检查完毕后,她终于直起身子,松开了对我的钳制。她从桌上里掏出一张餐巾纸,慢条斯理地擦了擦刚才触碰过我的手指,然后将餐巾纸扭成一团,嫌恶地扔进了垃圾桶。

“你还小,身子骨嫩得很,今天又被弄到里面,很容易搞出人命的。“她重新点上了一根烟,深深地吸了一口,缓缓吐出,烟雾再次模糊了她的脸,“明天,我带你去买药。”

药?什么药?我的脑子里已经无法思考任何问题了。

“现在,去浴室。“她的声音恢复了那种不容置喙的冷漠,“把自己洗干净。从里到外,都给我洗干净。我不想在这个房子里闻到除了我之外,第二个男人留下的味道。“

说完,她便不再理我,转身走回了沙发,像一座冰冷的、美丽的雕像,重新融入了那片昏黄而暧昧的光晕之中。

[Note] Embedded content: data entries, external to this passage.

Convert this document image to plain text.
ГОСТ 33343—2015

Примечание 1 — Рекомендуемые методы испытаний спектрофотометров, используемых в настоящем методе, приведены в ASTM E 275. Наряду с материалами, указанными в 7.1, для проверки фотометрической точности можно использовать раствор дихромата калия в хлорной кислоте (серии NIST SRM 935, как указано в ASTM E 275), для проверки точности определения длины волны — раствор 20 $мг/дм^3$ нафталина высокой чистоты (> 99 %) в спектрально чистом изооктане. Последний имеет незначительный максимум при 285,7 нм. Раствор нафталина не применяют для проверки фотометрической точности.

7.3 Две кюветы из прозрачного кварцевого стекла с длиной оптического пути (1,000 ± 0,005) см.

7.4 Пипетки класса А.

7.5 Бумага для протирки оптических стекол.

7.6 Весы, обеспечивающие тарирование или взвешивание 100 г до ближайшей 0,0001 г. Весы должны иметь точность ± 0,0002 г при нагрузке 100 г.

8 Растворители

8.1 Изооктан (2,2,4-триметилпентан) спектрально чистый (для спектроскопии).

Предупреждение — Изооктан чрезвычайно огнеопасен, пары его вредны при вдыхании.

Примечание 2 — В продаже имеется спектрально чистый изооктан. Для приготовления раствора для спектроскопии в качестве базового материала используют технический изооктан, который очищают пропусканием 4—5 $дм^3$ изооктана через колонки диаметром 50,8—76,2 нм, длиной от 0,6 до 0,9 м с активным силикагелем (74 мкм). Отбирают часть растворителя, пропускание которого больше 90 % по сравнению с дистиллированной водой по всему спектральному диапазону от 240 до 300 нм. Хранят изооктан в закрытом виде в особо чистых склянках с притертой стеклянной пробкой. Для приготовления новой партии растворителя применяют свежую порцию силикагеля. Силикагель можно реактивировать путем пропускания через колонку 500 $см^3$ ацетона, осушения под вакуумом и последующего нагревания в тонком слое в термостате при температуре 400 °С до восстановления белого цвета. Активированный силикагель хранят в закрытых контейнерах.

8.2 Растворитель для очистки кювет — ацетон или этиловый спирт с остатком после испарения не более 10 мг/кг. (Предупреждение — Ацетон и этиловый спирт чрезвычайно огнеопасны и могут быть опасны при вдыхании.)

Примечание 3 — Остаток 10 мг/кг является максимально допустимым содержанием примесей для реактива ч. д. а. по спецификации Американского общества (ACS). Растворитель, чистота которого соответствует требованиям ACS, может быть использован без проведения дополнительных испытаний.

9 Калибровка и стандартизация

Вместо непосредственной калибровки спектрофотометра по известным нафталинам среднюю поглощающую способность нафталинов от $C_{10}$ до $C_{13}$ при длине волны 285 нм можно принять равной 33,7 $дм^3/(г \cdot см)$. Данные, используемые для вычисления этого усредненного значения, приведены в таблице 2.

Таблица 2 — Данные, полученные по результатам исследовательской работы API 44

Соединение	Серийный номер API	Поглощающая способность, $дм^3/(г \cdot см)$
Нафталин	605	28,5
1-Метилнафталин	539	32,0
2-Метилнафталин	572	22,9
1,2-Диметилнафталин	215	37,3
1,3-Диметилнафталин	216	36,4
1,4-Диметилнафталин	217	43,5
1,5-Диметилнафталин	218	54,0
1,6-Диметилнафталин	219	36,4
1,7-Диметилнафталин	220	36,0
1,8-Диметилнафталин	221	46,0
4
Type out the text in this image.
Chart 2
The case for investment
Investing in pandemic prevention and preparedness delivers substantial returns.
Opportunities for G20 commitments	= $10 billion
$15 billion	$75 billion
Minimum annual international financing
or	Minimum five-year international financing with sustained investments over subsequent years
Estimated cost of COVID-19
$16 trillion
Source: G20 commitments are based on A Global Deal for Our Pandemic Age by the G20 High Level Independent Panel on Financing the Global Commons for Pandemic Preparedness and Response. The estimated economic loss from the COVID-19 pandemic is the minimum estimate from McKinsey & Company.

我像一个被抽走了灵魂的娃娃,站在原地,一动不动。她的每一句话,都像是一根毒刺,深深地扎进了我的血肉里。

唯一的价值……很高的价钱……他给你钱了吗……弄伤了吗……带你去买药……洗干净……

这些词语,在我混乱的大脑里不断地回响、碰撞,最终汇聚成一个可怕的、我不敢去深思的结论——在她眼中,我刚才所经历的一切,不是一场被侵犯的噩梦,而是一次……失败的、廉价的、甚至需要倒贴“售后服务费“的……交易。

我不知道自己是怎么挪动脚步的。我的身体已经不属于我了,它只是在执行一个来自外部的指令。我机械地、一步一步地,拖着两条仿佛灌了铅的腿,走向那扇紧闭的浴室门。

我的手搭在冰冷的门把手上,推开了门。

浴室里没有开灯,只有一扇小小的窗户透进惨白的月光。镜子里,映出了一个模糊的、瘦弱的、狼狈不堪的身影。那是……我吗,亦或是别的人?我不太确定。我不能确定。

我反手将门关上,彻底将自己隔绝在了这个狭小而冰冷的空间里。我靠着门板,身体缓缓滑落,最终蜷缩在了冰冷的地砖上。我将脸深深地埋进膝盖里,终于可以不用再压抑,放声大哭。但哭出来的,却只有一阵阵撕心裂肺的、发不出声音的干嚎。

我的心在滴血。

我哭了很久很久,直到眼泪流干,喉咙嘶哑。

然后,我站了起来,走到淋浴下面,拧开了开关。